Carroll and Australia's chef de mission, Ian Chesterman, were involved in a worldwide phone hook-up with the IOC on Wednesday night as Games organisers grapple with the spread of the coronavirus and its impact on world sport.
Australian Olympic Committee Chief Executive Matt Carroll, left, and AOC Chef de Mission Ian Chesterman.Credit: Kate Geraghty
IOC president Thomas Bach is adamant there is no need for any drastic decisions to be made yet and Australian officials are now looking at how to get athletes to Japan without coronavirus.
"The AOC does not live in a bubble," Carroll said. “We recognise there is a global health crisis. We recognise that people are suffering – people are sick, people are losing jobs, businesses are struggling amid enormous community uncertainty. Things are changing everyday and we all must adapt.

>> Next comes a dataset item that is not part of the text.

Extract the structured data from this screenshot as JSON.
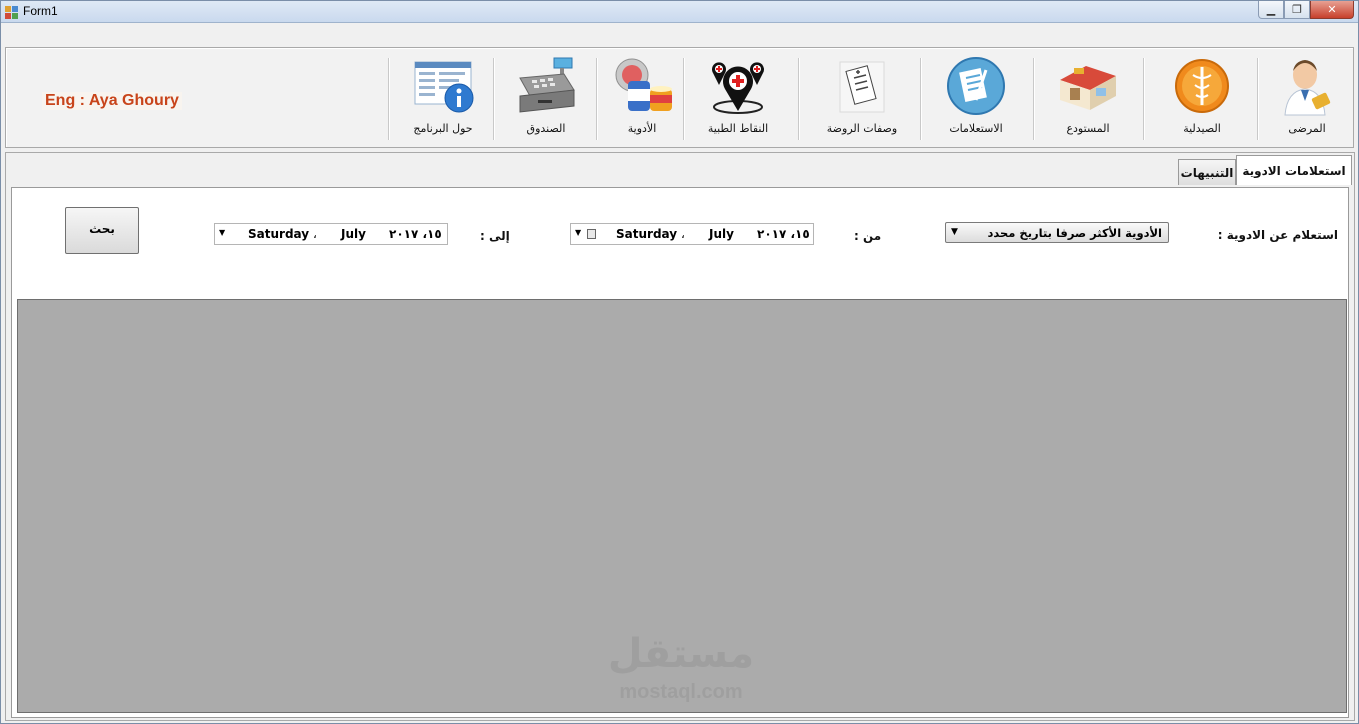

“Equally, the International Olympic Committee (IOC), advised by the World Health Organisation, has assured us that the Olympic Games in Tokyo are proceeding in four months. We owe it to our Australian athletes to do everything we can to ensure they will participate with the best opportunity in those Games.
“We gain confidence from the IOC’s overriding principles regarding staging the Games. Namely, to protect the health of everyone involved and support the containment of the virus. And secondly to safeguard the interests of the athletes and of Olympic sport."
Australian Olympic Committee (AOC) chief executive Matt Carroll gives an update on the Olympic Games.Credit:Kate Geraghty
Chesterman, who confirmed organisers would cancel the Games rather than postpone them if they had to be called off, said the AOC would now begin planning how to deliver athletes safely to Tokyo without COVID-19.
They will set up quarantined base camps around the country for different sports to try to ensure athletes can continue training with minimal risk of infection. Chesterman said they would also look to transport athletes via charter flights.
“We are starting conversations with our sports about what that looks like. But initiatives on the table include extended pre-Games camps in Australia or in Japan. The option of taking the team direct from the pre-camps into Tokyo via charter supports that period of pre-Games isolation. We will look at potentially minimising the time they spend in the Olympic Village," Chesterman said.
“We will work with sports to curate bespoke solutions to deliver our athletes to the Games fit and healthy and ready to go.
Tokyo is preparing to host the Games from July 24.Credit:Getty Images
“I continually get feedback that they want to go to the Games. The athletes have been very strong in their continued desire to train.”
Carroll, who will hold a conference call with heads of Australian sports on Friday, defended Olympic organisers for pressing ahead with plans for the Games to go ahead from July 24.
"We are four months out – that decision does not have to be made today," Carroll said. “If decisions have to be made they will be made. We will not put athletes at risk.
"The AOC … we can manage whenever they want to make that decision. The main thing we have to manage is the health and the wellbeing of the athletes and everyone we want to send to Tokyo."
Australia is planning on sending about 480 athletes to Tokyo but the overall delegation including coaches, officials and other staff will be closer to 1000, Carroll said.
The AOC chief said he had had asked the IOC for details on what the quarantine requirements would be like for Japan and for assurances about the safety of the athetes' village and what would happen if the virus broke out among athletes during the Games.
"We would told by the president last night we'll have answers to those questions by the end of this week," Carroll said.
The IOC is standing by its plans for athletes to compete in front of crowds in Japan rather than behind closed doors.